• AgoraVox sur Twitter
  • RSS
  • Agoravox TV
  • Agoravox Mobile

Accueil du site > Tribune Libre > Le mépris des femmes en Hongrie

Le mépris des femmes en Hongrie

L’exhibition sexuelle publique par le leurre d’appel sexuel est limitée par la morale du groupe. En revanche, celle du malheur d’autrui par le leurre d’appel humanitaire ne l’est quasiment pas. Les autorités hongroises viennent de le montrer à quelques mois d’intervalle. On a analysé, le 23 septembre, une publicité visant à attirer l’attention sur le recensement de la population hongroise au mois d’octobre (1). Voici l' affiche qui était diffusée en mai dernier pour combattre l’avortement (2).

Le gouvernement hongrois use de toutes les ressources perverses du leurre d’appel humanitaire pour stimuler les réflexes susceptibles d’empêcher une femme de recourir à un avortement.

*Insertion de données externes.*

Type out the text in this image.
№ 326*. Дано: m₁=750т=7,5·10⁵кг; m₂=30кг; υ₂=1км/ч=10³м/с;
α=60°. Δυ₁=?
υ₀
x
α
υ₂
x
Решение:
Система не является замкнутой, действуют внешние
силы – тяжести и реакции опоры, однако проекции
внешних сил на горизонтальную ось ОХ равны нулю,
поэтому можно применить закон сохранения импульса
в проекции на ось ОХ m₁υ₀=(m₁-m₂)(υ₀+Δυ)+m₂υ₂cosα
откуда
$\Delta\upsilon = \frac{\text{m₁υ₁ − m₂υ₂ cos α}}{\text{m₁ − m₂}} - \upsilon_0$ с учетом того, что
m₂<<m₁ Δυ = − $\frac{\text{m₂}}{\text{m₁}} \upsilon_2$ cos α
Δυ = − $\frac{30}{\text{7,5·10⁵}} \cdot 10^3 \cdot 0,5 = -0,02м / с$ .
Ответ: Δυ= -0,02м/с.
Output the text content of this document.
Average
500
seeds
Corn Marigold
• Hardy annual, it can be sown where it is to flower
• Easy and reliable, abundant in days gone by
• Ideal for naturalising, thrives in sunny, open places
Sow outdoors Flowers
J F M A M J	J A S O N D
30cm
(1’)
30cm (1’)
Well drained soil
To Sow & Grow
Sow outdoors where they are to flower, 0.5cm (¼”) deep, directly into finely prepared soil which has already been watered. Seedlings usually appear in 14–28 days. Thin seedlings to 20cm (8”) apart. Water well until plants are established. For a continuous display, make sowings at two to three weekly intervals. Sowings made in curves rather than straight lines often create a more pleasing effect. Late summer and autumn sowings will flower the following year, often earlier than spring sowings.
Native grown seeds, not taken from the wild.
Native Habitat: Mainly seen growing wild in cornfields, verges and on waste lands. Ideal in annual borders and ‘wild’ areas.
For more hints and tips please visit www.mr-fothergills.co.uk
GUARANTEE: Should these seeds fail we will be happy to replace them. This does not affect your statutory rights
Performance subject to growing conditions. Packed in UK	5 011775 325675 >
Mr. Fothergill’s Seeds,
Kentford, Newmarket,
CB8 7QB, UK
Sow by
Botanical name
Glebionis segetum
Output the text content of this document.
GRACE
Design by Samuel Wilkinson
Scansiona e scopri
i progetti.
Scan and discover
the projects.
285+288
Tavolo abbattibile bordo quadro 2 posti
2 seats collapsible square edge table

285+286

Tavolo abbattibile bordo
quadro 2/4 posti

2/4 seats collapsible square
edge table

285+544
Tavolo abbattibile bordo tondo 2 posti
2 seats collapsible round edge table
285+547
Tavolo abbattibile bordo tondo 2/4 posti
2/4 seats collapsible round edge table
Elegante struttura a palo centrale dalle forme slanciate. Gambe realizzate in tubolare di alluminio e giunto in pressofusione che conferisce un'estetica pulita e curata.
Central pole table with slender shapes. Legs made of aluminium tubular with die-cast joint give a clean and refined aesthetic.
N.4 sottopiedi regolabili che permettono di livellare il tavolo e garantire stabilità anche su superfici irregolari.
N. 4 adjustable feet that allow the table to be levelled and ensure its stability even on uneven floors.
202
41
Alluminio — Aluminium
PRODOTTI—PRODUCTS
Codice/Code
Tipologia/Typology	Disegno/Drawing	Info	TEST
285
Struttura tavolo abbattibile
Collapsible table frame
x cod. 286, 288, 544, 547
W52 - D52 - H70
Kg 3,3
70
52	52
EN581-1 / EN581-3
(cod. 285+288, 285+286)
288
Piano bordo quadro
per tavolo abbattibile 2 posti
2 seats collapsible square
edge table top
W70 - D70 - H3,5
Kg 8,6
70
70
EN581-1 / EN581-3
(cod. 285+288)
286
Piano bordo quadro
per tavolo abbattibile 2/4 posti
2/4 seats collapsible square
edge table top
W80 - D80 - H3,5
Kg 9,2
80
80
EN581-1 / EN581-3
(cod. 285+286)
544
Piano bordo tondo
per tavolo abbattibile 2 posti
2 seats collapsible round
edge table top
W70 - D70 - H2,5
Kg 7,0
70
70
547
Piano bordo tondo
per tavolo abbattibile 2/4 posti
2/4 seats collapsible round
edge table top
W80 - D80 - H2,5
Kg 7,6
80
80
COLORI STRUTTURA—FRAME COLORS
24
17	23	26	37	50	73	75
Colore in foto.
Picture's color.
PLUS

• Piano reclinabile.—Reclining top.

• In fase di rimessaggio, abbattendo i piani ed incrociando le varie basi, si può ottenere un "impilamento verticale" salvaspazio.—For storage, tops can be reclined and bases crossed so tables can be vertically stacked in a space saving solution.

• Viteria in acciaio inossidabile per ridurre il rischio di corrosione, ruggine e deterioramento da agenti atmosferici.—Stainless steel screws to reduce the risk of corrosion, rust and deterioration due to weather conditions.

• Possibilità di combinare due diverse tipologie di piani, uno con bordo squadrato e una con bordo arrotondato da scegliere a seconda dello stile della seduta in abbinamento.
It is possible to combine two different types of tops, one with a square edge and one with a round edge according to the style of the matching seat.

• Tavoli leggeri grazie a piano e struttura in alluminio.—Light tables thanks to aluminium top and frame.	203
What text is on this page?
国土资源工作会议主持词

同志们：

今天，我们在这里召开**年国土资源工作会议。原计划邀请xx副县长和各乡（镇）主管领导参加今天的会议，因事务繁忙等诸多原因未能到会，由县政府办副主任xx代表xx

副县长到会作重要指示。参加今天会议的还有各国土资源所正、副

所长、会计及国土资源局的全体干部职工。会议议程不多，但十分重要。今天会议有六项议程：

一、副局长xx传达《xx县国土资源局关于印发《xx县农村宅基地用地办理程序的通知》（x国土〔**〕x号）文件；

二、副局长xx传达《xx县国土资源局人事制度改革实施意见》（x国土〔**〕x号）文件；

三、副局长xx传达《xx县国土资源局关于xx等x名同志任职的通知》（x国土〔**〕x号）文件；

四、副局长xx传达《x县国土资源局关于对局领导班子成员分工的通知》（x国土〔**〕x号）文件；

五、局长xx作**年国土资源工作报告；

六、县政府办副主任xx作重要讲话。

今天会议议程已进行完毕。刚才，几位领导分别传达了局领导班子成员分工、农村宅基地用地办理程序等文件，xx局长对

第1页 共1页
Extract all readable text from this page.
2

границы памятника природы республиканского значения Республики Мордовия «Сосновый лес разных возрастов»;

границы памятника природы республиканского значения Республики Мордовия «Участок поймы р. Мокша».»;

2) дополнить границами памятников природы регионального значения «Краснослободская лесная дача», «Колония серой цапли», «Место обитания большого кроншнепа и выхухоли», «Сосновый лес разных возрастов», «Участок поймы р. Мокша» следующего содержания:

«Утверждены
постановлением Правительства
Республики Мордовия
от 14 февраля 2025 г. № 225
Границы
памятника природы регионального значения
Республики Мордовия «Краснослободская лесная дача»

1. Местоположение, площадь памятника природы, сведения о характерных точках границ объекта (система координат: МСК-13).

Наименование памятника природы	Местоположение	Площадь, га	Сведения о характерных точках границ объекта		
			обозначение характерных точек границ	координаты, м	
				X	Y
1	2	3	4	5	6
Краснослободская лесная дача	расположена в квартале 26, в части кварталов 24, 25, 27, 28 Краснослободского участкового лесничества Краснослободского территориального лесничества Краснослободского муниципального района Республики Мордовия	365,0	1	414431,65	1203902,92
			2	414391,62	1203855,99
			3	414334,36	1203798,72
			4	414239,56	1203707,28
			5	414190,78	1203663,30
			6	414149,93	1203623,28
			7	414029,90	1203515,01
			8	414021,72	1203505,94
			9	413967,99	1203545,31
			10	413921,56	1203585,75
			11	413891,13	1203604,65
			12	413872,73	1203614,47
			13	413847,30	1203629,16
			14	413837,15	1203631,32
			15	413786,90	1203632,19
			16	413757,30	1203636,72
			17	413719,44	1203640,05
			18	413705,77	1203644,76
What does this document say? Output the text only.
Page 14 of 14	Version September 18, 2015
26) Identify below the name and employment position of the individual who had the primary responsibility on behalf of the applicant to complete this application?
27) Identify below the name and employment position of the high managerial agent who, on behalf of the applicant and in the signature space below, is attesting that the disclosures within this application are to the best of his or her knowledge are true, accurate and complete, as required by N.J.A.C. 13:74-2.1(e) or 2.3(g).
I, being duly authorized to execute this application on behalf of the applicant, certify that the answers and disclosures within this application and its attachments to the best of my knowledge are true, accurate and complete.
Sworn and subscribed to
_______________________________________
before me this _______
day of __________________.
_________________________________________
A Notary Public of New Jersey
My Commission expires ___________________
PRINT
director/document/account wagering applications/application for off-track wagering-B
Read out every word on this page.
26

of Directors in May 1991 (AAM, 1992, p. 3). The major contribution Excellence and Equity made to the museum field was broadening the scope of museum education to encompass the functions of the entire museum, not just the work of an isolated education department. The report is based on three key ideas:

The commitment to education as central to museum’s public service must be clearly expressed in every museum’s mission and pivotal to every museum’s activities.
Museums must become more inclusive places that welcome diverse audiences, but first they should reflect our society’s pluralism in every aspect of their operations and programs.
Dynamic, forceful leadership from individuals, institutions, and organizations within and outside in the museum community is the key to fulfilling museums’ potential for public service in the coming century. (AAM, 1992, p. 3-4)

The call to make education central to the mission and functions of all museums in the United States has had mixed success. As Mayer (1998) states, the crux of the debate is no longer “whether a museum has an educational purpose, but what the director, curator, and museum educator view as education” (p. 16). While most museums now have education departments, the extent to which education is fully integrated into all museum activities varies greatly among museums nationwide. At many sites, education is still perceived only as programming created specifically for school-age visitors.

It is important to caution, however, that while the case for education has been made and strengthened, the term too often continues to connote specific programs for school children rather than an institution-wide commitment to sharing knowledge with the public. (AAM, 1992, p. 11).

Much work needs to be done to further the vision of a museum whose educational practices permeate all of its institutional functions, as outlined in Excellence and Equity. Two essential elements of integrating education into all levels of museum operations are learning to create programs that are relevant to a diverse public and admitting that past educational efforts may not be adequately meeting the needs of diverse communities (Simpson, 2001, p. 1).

1- Le mécanisme du leurre d’appel humanitaire

1- Exhibition du malheur d’autrui et réflexe de voyeurisme

L’exhibition du malheur d’autrui - ou de son simulacre -  vise d’abord à capter l’attention puisque elle stimule, comme celle du plaisir d’autrui, le réflexe de voyeurisme. La photo échographique d’un fœtus remplit la moitié de l’affiche : on a pris soin de le choisir vers la vingtième semaine de grossesse, au moment où il a pris désormais forme humaine.

2- L’exagération de la mise en scène

Mais, en elle-même, cette photo ne dit rien du malheur du fœtus. C’est la mise en scène où elle s’inscrit, qui y pourvoit.

- Un premier procédé dérivé de l’image mise en abyme est utilisé. Ne pouvant, selon l’usage, instaurer un simulacre de relation interpersonnelle, yeux dans les yeux, entre le fœtus et le lecteur, et pour cause, il a été imaginé de le faire parler. C’est un premier procédé d’exagération qui prend ses aises avec une représentation fidèle de la réalité : un fœtus à cet âge ne parle pas, il en est bien loin. Seule la socialisation de l’enfant lui fera accéder à cette propriété humaine : il faut attendre les deux ou trois premières années pour qu’il prononce ses premières phrases. Quant à être capable d’énoncer la supplication que prête le gouvernement hongrois à ce fœtus, il ne le sera que plus tard.

- C’est le second procédé d’exagération qui consiste par quiproquo à parler à sa place et à lui faire tenir des propos qui ne peuvent être les siens et qui ne sont que ceux des auteurs de l’affiche : on les lit en incrustation sur la photo. Leur traduction du hongrois est la suivante : « Je comprends bien que tu n'es pas encore prête pour moi. Mais donne-moi au service d'adoption, LAISSE MOI VIVRE !  »  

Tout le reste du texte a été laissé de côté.